Tradisi membagikan uang tunai baru saat perayaan Idulfitri 2026 diprediksi akan kembali meningkat di kalangan masyarakat Indonesia. Menanggapi fenomena tahunan ini, Bank Indonesia secara resmi menggulirkan inisiatif khusus untuk memfasilitasi kebutuhan tersebut. Program yang diberi tajuk Semarak Rupiah Ramadan dan Berkah Idulfitri atau SERAMBI 2026 kini menjadi sorotan utama calon pemudik.
Melalui program SERAMBI ini, masyarakat diberikan akses luas untuk mendapatkan uang layak edar dengan berbagai denominasi pecahan. Layanan tersebut tidak hanya tersedia melalui kantor cabang perbankan nasional, tetapi juga melalui layanan Kas Keliling yang menjangkau titik-titik strategis. Langkah ini diambil untuk memastikan distribusi uang kartal merata ke seluruh lapisan masyarakat sebelum hari raya tiba.
Pelaksanaan penukaran uang pada tahun ini telah diatur secara sistematis ke dalam dua gelombang pelayanan yang berbeda. Gelombang pertama dijadwalkan akan berlangsung mulai tanggal 18 hingga 27 Februari 2026 mendatang. Masyarakat diharapkan sudah melakukan pemesanan pada pertengahan bulan tersebut agar tidak kehilangan kuota layanan yang tersedia secara terbatas.
Setelah gelombang pertama usai, otoritas moneter akan segera melanjutkan proses layanan ke tahap berikutnya untuk menjangkau area yang lebih luas. Gelombang kedua dijadwalkan melayani area Pulau Jawa mulai 28 Februari, sementara wilayah luar Jawa akan dilayani hingga berakhir pada 15 Maret 2026. Pembagian wilayah ini bertujuan untuk meminimalisir terjadinya penumpukan massa di lokasi penukaran tertentu.

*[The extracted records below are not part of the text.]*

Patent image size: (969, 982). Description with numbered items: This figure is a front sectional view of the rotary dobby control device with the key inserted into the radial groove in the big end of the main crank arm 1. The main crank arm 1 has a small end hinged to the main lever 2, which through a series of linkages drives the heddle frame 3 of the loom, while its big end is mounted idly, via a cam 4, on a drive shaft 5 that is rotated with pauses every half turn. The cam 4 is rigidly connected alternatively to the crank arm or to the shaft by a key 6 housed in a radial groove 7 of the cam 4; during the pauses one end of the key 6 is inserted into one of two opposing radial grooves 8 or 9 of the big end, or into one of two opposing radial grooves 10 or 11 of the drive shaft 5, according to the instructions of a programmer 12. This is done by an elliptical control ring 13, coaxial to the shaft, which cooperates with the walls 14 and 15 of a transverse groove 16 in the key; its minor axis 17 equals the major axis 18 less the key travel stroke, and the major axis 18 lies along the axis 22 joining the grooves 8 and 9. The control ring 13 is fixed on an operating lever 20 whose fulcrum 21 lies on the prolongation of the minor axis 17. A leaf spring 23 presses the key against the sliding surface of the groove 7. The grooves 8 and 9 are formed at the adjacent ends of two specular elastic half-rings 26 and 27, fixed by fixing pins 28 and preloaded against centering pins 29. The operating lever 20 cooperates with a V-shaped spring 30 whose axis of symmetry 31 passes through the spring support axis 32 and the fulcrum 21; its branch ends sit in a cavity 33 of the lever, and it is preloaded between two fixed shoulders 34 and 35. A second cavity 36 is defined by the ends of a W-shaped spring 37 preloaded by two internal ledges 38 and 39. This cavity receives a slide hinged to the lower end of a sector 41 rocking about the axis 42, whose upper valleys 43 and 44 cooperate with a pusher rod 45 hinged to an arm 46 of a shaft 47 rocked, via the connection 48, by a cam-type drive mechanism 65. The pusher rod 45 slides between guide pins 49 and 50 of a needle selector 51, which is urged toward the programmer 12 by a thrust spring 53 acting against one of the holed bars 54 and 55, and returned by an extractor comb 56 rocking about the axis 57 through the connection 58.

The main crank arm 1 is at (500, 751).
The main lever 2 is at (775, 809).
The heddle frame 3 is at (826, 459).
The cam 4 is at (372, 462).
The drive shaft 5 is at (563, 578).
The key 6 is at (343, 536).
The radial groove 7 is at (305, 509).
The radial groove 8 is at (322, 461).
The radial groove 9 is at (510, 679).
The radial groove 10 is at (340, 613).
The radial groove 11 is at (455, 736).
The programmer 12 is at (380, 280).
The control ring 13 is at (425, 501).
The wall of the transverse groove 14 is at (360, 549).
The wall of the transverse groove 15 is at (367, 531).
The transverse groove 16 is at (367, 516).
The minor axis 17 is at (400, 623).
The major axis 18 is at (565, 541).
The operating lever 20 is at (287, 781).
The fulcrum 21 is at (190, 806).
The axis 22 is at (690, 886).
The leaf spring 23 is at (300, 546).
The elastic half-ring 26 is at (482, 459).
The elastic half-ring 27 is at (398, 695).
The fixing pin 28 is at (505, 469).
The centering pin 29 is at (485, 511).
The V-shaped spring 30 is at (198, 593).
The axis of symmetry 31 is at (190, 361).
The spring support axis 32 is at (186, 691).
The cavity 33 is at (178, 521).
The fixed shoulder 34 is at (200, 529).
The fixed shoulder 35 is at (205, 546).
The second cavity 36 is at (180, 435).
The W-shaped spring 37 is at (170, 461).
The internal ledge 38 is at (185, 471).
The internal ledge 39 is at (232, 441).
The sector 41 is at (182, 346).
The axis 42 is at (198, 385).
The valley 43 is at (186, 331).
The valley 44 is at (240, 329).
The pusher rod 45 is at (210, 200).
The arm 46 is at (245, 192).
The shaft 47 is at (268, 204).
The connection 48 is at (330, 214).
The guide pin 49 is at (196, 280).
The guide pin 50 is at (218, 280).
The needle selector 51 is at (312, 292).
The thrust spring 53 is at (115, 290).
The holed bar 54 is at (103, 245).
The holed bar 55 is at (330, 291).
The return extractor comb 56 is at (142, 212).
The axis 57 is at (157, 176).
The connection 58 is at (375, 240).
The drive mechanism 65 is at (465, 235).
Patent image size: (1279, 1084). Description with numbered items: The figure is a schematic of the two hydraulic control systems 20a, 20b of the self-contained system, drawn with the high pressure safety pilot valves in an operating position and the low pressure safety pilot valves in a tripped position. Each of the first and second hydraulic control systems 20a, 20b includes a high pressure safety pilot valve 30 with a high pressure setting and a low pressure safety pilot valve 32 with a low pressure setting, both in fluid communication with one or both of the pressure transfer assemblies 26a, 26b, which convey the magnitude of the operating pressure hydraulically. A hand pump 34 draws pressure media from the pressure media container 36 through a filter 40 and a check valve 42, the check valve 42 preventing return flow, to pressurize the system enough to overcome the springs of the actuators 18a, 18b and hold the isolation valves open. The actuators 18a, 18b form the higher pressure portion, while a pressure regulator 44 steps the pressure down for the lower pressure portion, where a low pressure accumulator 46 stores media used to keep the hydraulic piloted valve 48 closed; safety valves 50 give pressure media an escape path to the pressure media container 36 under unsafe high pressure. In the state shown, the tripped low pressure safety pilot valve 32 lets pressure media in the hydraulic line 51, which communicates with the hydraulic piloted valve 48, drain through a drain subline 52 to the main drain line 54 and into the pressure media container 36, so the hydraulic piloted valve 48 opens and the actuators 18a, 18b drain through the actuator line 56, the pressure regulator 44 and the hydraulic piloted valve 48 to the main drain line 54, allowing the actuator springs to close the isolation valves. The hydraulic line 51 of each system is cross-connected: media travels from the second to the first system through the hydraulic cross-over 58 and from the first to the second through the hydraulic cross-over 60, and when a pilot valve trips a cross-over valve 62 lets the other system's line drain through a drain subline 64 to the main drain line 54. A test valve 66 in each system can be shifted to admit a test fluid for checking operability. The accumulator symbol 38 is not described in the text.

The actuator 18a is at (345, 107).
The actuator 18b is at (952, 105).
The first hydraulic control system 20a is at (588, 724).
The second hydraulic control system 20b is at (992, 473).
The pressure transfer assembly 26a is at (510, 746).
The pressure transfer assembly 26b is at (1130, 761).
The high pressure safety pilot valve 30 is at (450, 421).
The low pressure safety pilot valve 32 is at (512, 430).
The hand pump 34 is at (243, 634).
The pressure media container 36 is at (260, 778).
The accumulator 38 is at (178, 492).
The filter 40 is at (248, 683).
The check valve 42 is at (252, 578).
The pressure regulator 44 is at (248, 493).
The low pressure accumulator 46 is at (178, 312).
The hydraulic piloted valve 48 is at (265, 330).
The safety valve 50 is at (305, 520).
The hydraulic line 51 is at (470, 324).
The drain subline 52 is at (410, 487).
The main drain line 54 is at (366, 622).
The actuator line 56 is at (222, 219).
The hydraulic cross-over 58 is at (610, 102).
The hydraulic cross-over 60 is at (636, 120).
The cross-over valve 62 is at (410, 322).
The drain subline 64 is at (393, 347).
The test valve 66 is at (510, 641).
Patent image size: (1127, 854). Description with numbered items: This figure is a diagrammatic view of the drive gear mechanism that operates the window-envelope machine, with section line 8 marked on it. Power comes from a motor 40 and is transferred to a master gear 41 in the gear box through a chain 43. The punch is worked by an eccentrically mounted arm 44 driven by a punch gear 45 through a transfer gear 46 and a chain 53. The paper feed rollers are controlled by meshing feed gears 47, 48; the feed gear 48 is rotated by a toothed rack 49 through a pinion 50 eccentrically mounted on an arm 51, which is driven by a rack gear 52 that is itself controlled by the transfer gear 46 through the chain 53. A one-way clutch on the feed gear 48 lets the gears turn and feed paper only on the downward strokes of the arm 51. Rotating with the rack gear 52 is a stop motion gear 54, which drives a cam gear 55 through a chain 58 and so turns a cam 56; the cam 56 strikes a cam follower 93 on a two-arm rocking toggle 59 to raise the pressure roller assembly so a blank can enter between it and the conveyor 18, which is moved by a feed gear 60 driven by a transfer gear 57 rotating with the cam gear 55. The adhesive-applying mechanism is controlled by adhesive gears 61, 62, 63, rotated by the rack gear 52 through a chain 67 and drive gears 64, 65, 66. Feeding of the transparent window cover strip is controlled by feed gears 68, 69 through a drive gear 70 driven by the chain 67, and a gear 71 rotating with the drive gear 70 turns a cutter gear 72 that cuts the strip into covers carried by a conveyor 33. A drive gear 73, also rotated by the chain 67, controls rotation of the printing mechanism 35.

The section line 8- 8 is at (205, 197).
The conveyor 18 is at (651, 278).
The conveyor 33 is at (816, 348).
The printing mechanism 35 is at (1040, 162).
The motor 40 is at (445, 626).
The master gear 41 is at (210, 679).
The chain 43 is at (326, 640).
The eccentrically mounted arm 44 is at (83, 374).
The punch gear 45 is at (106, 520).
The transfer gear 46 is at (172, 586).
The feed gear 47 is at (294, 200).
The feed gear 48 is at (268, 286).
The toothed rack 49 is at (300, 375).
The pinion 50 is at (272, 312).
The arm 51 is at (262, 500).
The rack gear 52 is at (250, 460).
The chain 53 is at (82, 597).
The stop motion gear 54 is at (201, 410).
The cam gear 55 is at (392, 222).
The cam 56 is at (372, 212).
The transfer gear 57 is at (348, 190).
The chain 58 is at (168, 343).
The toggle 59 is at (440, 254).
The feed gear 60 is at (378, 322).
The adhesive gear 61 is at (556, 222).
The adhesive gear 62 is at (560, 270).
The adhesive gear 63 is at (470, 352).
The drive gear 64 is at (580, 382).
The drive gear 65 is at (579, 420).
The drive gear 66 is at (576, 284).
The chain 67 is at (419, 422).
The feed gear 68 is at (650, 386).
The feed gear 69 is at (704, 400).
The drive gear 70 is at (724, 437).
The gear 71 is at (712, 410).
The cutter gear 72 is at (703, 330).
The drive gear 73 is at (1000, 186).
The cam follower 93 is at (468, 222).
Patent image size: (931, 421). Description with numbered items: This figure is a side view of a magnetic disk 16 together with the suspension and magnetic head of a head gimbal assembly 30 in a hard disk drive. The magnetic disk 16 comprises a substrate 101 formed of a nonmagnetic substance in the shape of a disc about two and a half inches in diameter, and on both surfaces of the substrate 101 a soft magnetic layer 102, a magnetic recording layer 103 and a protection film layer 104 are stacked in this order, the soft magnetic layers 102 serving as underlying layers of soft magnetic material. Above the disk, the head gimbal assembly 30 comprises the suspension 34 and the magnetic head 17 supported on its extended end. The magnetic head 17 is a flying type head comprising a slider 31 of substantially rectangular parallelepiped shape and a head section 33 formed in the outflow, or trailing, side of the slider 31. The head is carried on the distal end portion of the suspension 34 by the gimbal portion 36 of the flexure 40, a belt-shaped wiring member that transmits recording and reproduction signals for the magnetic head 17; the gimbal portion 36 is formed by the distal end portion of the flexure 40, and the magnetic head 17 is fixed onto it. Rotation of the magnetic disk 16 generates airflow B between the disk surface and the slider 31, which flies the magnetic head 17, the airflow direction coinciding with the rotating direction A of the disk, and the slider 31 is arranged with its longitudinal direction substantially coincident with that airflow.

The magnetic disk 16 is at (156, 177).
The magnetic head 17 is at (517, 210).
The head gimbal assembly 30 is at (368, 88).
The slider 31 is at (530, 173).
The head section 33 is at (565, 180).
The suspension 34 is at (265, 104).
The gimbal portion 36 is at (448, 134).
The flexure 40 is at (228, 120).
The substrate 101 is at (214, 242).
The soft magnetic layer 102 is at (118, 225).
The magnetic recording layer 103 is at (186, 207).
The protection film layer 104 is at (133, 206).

Agar proses transaksi berjalan tertib, setiap calon penukar wajib mendaftarkan diri terlebih dahulu melalui platform digital resmi. Portal PINTAR BI yang dapat diakses melalui alamat pintar.bi.go.id menjadi satu-satunya pintu masuk pemesanan secara daring. Sistem ini dirancang untuk memberikan transparansi dan kepastian jadwal bagi setiap nasabah yang ingin bertransaksi dengan aman.
Saat mengakses situs tersebut, pengguna akan diarahkan ke dalam ruang tunggu virtual sebelum dapat mengisi formulir digital secara lengkap. Calon penukar harus menyiapkan data diri berupa KTP serta nomor kontak aktif untuk proses validasi data oleh sistem. Pengguna juga diberikan keleluasaan memilih lokasi penukaran, waktu kedatangan, serta rincian nominal uang yang diinginkan.
Setelah seluruh data divalidasi, sistem akan menerbitkan bukti pemesanan elektronik yang sangat krusial untuk dibawa saat hari penukaran. Bukti digital ini menjadi syarat mutlak yang harus ditunjukkan kepada petugas saat jadwal penukaran tiba di lokasi yang telah dipilih. Dengan persiapan matang sejak dini, masyarakat diharapkan dapat merayakan Lebaran 2026 dengan lebih nyaman dan penuh sukacita.